Книга: Контур человека: мир под столом
На главную: Предисловие
Дальше: Рассказ второй. Как я сломала время, или Вчера, сегодня, завтра

Мария Аверина

Контур человека: мир под столом

© Аверина М., текст, 2019

© Николаенко А., иллюстрации, 2019

© ООО «Издательство «Эксмо», 2019

* * *

Посвящается

Людмиле Борисовне Паншиной,

моей дорогой бабушке





Все персонажи вымышлены.

Любое совпадение имен и событий с реальными биографиями является случайностью.



Про моего папу, или Вместо эпиграфа

Говорят, что у меня был Папа.

Я его никогда не видела, но Мама и Бабушка часто рассказывали мне про него.

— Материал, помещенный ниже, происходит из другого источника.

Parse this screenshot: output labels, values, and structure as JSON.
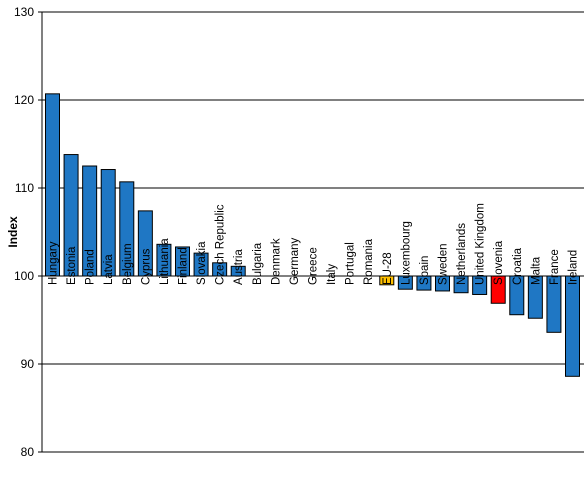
{
  "chart_data": {
    "type": "bar",
    "title": "",
    "xlabel": "",
    "ylabel": "Index",
    "ylim": [
      80,
      130
    ],
    "yticks": [
      80,
      90,
      100,
      110,
      120,
      130
    ],
    "baseline": 100,
    "grid": true,
    "categories": [
      "Hungary",
      "Estonia",
      "Poland",
      "Latvia",
      "Belgium",
      "Cyprus",
      "Lithuania",
      "Finland",
      "Slovakia",
      "Czech Republic",
      "Austria",
      "Bulgaria",
      "Denmark",
      "Germany",
      "Greece",
      "Italy",
      "Portugal",
      "Romania",
      "EU-28",
      "Luxembourg",
      "Spain",
      "Sweden",
      "Netherlands",
      "United Kingdom",
      "Slovenia",
      "Croatia",
      "Malta",
      "France",
      "Ireland"
    ],
    "values": [
      120.7,
      113.8,
      112.5,
      112.1,
      110.7,
      107.4,
      103.6,
      103.3,
      102.6,
      101.5,
      101.1,
      100,
      100,
      100,
      100,
      100,
      100,
      100,
      99.0,
      98.5,
      98.4,
      98.3,
      98.1,
      97.9,
      96.9,
      95.6,
      95.2,
      93.6,
      88.6
    ],
    "colors": {
      "default": "#1f77c4",
      "highlight_eu": "#ffc000",
      "highlight_country": "#ff0000"
    },
    "highlights": {
      "EU-28": "highlight_eu",
      "Slovenia": "highlight_country"
    }
  }
}
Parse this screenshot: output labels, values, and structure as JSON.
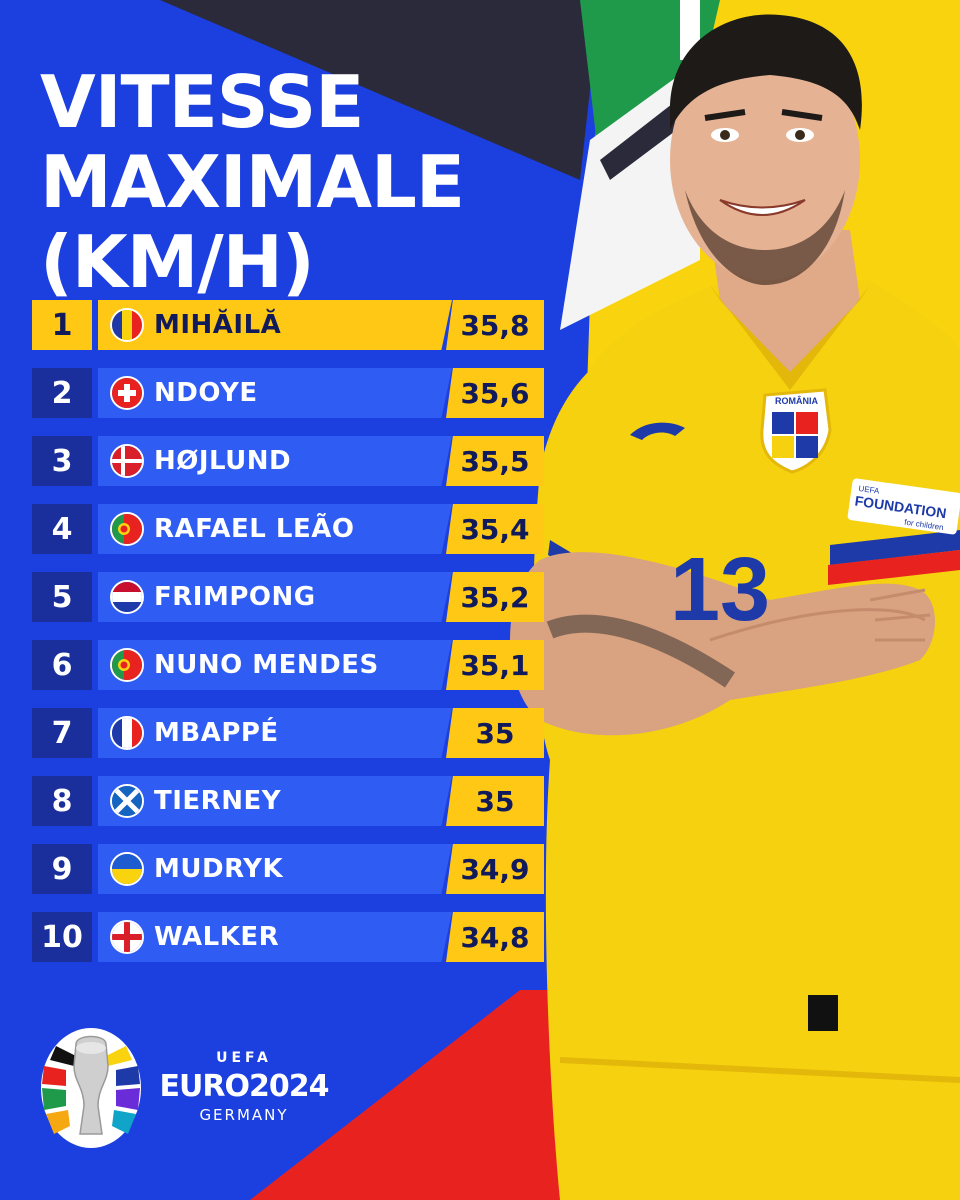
{
  "title_lines": [
    "VITESSE",
    "MAXIMALE",
    "(KM/H)"
  ],
  "colors": {
    "background_blue": "#1c3fe0",
    "row_blue": "#2f5cf2",
    "rank_navy": "#1a2f9c",
    "highlight_yellow": "#ffc814",
    "text_dark": "#111a5a",
    "jersey_yellow": "#f5d10f"
  },
  "ranking": [
    {
      "rank": "1",
      "name": "MIHĂILĂ",
      "speed": "35,8",
      "flag": "romania-flag-icon"
    },
    {
      "rank": "2",
      "name": "NDOYE",
      "speed": "35,6",
      "flag": "switzerland-flag-icon"
    },
    {
      "rank": "3",
      "name": "HØJLUND",
      "speed": "35,5",
      "flag": "denmark-flag-icon"
    },
    {
      "rank": "4",
      "name": "RAFAEL LEÃO",
      "speed": "35,4",
      "flag": "portugal-flag-icon"
    },
    {
      "rank": "5",
      "name": "FRIMPONG",
      "speed": "35,2",
      "flag": "netherlands-flag-icon"
    },
    {
      "rank": "6",
      "name": "NUNO MENDES",
      "speed": "35,1",
      "flag": "portugal-flag-icon"
    },
    {
      "rank": "7",
      "name": "MBAPPÉ",
      "speed": "35",
      "flag": "france-flag-icon"
    },
    {
      "rank": "8",
      "name": "TIERNEY",
      "speed": "35",
      "flag": "scotland-flag-icon"
    },
    {
      "rank": "9",
      "name": "MUDRYK",
      "speed": "34,9",
      "flag": "ukraine-flag-icon"
    },
    {
      "rank": "10",
      "name": "WALKER",
      "speed": "34,8",
      "flag": "england-flag-icon"
    }
  ],
  "branding": {
    "uefa": "UEFA",
    "euro": "EURO2024",
    "country": "GERMANY"
  },
  "player": {
    "jersey_number": "13",
    "badge_text": "ROMÂNIA",
    "sleeve_patch": "FOUNDATION",
    "sleeve_patch_top": "UEFA",
    "sleeve_patch_sub": "for children"
  }
}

Он не был высокого роста, как многие папы моих одноклассников, не посещал спортзал, тягая «железо» в погоне за рельефными мышцами, и его фотография вряд ли украсила бы обложку глянцевого журнала. Он не был богат, как папа Наташи или Насти, не ездил на изысканной машине, а даже совсем наоборот: принципиально ходил пешком. Он не был знаменит, как папа Кати или Лены, и никогда к этому не стремился. Он не был плотником, сварщиком, строителем, актером, писателем, бизнесменом или рок-звездой.

Мой Папа был богомазом.

Невысокий, плотный, крепкий, он, заложив руки в карманы и по-птичьи склонив голову набок, мог часами стоять перед пустой белой стеной, которую назавтра начали бы готовить под роспись. Или сидеть, свернувшись калачиком, где-то в темном уголке церкви на какой-нибудь доске, которую забыли строители, восстанавливавшие храм, отрешенно скользя по неоштукатуренным еще кирпичам мягким, ласкающим взглядом, и время от времени улыбаться в свою густую рыжую бороду какой-то потаенной, светлой улыбкой. Спрашивать что-то в такие минуты у него было просто бесполезно: он либо отвечал односложно, коротко и невпопад, либо не отвечал вообще.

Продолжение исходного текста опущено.